1. Anna Lehman, et al.; Loss-of-Function and Gain-of-Function Mutations in KCNQ5 Cause Intellectual Disability or Epileptic Encephalopathy. Am J Hum Genet. 2017, 101(1): 65-74.
2. Lehman, A., et al.; Loss-of-function and gain-of-function mutations in KCNQ5 cause intellectual disability or epileptic encephalopathy. Am. J. Hum. Genet. 2017, 101: 65-74.
3. Lerche, C., et al.; Molecular cloning and functional expression of KCNQ5, a potassium channel subunit that may contribute to neuronal M-current diversity. J. Biol. Chem. 2000, 275: 22395-22400.

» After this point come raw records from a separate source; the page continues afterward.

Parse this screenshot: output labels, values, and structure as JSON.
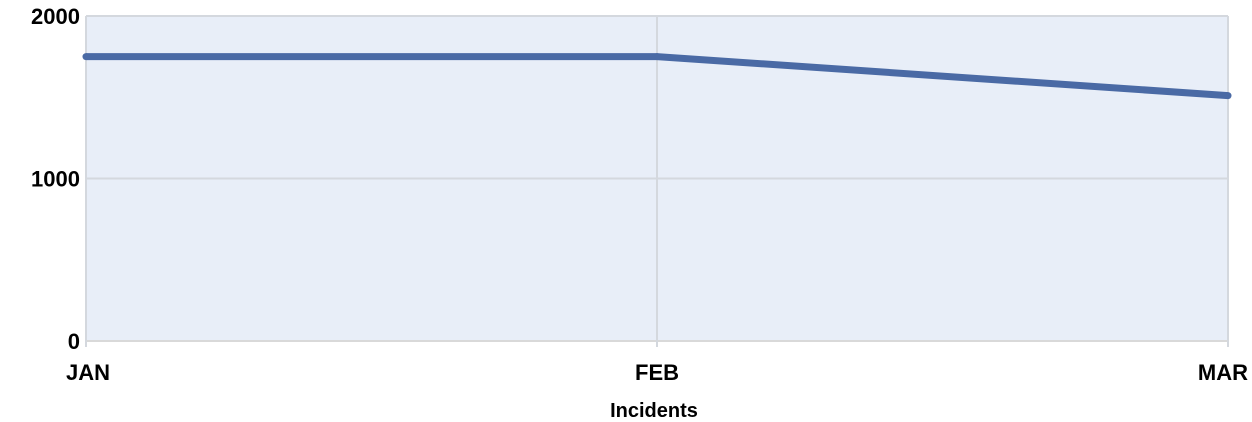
{
  "chart_data": {
    "type": "line",
    "categories": [
      "JAN",
      "FEB",
      "MAR"
    ],
    "series": [
      {
        "values": [
          1750,
          1750,
          1510
        ]
      }
    ],
    "xlabel": "Incidents",
    "ylabel": "",
    "title": "",
    "ylim": [
      0,
      2000
    ],
    "yticks": [
      0,
      1000,
      2000
    ],
    "ytick_labels": [
      "0",
      "1000",
      "2000"
    ],
    "grid": true,
    "legend": "none"
  },
  "colors": {
    "plot_background": "#e8eef8",
    "series_line": "#4a6aa5",
    "gridline": "#d4d8de",
    "axis_line": "#d9d9d9"
  }
}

4. Schroeder, B. C., et al.; KCNQ5, a novel potassium channel broadly expressed in brain, mediates M-type currents. J. Biol. Chem. 2000, 275: 24089-24095.
5. Zhang, H.,et al.; PIP(2) activates KCNQ channels, and its hydrolysis underlies receptor-mediated inhibition of M currents. Neuron. 2003, 37: 963-975.
6. David Shorthouse., et al.; KCNQ gene family members act as both tumor suppressors and oncogenes in gastrointestinal cancers. 2020, DOI:10.1101/2020.03.10.984039.